19. For it pleased the Father that in Him should all fullness dwell [See Sermons #978, Volume 17—all fullness in christ and

#1169, Volume 20—THE FULLNESS OF CHRIST THE TREASURY OF THE SAINTS.]

That we might have to go to Him for it, it pleased the Father to make errands for us so as to take us to Christ and to thus make our very emptiness to minister to the Glory of Christ!

20-23. And having made peace through the blood of His Cross, by Him to reconcile all things unto Himself; by Him, I say, whether they are things in earth, or things in Heaven. And you that were sometime alienated and enemies in your mind by wicked works, yet now has He reconciled in the body of His flesh through death, to present you holy and blameless and above reproach in His sight—if, indeed, you continue in the faith grounded and steadfast This is a text that ought to be read and pondered every day by the many unstable professors who are in the Church at this present time— "if, indeed, you continue in the faith grounded and steadfast," like a building that will have no further settling, no more splitting of the stones, no more cracking of the walls—because your foundation is secure and you are firmly built upon it!

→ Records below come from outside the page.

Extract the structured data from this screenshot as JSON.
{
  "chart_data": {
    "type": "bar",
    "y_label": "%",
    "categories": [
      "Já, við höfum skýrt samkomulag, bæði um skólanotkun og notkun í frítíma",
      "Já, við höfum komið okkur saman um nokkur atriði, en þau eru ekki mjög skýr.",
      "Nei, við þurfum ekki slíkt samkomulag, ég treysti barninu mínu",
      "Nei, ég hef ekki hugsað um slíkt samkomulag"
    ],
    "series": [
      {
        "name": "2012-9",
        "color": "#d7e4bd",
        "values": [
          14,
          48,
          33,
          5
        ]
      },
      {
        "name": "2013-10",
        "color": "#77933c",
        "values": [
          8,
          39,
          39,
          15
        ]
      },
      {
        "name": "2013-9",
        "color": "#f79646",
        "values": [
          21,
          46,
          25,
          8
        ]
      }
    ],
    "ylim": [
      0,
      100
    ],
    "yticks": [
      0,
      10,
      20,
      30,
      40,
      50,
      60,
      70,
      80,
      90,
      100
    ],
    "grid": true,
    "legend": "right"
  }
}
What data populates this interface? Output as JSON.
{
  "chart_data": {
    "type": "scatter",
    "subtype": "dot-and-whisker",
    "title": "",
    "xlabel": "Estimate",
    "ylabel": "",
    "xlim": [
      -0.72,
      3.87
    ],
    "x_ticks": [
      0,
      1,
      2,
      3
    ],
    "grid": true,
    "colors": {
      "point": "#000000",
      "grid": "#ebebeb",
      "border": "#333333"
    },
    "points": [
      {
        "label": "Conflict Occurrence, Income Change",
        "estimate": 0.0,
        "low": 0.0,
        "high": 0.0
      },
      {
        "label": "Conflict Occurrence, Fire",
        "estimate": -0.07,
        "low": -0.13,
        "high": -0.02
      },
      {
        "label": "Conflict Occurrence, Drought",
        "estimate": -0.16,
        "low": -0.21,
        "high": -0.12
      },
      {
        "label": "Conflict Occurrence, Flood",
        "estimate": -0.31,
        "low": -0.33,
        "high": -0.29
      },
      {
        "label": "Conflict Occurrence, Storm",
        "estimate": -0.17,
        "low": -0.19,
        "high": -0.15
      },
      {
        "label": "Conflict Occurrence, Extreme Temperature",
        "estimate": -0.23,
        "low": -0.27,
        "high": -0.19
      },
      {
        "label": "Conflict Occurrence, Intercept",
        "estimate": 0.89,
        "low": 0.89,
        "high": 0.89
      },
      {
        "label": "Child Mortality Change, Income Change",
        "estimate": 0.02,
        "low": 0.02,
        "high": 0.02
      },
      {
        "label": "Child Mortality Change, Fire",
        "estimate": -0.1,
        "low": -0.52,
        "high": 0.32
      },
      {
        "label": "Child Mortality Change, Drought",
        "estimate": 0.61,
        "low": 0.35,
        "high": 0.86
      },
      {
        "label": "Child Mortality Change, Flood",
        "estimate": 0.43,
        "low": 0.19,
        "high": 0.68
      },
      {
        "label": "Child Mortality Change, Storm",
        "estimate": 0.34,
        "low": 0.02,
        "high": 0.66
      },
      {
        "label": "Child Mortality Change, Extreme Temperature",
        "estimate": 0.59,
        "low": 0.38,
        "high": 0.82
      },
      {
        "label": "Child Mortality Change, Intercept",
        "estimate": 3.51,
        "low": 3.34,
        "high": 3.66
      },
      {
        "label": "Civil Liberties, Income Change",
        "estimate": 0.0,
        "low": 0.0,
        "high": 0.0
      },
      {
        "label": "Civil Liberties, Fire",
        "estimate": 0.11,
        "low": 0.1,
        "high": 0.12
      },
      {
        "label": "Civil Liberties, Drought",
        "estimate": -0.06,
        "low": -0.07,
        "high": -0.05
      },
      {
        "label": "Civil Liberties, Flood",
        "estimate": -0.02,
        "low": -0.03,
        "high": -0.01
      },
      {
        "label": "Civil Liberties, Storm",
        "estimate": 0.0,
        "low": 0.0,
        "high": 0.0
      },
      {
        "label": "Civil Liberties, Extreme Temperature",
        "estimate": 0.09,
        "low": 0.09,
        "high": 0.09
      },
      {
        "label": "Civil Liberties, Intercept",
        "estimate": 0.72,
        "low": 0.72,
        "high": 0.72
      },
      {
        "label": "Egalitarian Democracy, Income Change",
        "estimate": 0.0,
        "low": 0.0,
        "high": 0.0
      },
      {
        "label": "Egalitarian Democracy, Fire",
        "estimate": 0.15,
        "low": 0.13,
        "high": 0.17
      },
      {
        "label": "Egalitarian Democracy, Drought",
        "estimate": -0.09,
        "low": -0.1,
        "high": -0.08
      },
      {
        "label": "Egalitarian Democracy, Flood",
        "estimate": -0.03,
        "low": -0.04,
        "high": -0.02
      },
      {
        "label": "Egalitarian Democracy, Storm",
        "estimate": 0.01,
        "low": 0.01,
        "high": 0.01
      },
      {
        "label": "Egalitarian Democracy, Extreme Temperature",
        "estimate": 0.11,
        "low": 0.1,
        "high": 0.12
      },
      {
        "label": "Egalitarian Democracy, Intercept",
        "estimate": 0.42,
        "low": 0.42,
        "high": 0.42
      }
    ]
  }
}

23, 24. And are not moved away from the hope of the Gospel which you have heard, and which was preached to every creature which is under Heaven, of which I, Paul, became a minister; who now rejoices in my sufferings for you Oh how blessed it is when a man has so mastered himself that his sufferings for his fellow Christians become a matter of rejoicing for himself! He not only accepts them and bears them with patience, but he says—

24. And fill up that which is behind of the afflictions of Christ in my flesh for His body's sake, which is the Church. There is nothing "behind" as to the atoning efficacy of the sufferings of Christ, but there is much yet to be endured in order that all the elect may be brought to Christ. Some must suffer through their extraordinary labors in preaching the Gospel, others through bearing reproach for the Truth of God's sake—and Paul was glad to take in his mortal body, his share of the sufferings to be endured for the sake of Christ's Church—which is His mystical body.

25-27. Of which I became a minister according to the stewardship from God which was given to me for you, to fulfill the Word of God, the mystery which has been hid from ages and from generations, but now is made manifest to His saints: to whom God wouldmake known what is the riches of the glory of this mystery among the Gentiles; which is Christ in you, the hope of glory [See Sermon #1720, Volume 29—CHRIST IN YOU.] This is the most blessed of all mysteries! I trust that many of us understand it—may the Holy Spirit reveal it to any who know it not!

28. Whom we preach. That is, Christ. It is not so much what we preach as whom we preach. We preach the Person of Christ—"whom we preach"—

28, 29. Warning every man, and teaching every man in all wisdom; that we may present every man perfect in Christ Jesus: whereunto I also labor, striving according to His working, which works in me mightily. [See Sermon #914, Volume 16—

WORK IN US AND WORK BY US.] There will never be any mighty work

come from us unless there is first a mighty work in us—no man truly labors for souls unless the Holy Spirit has first worked mightily in him.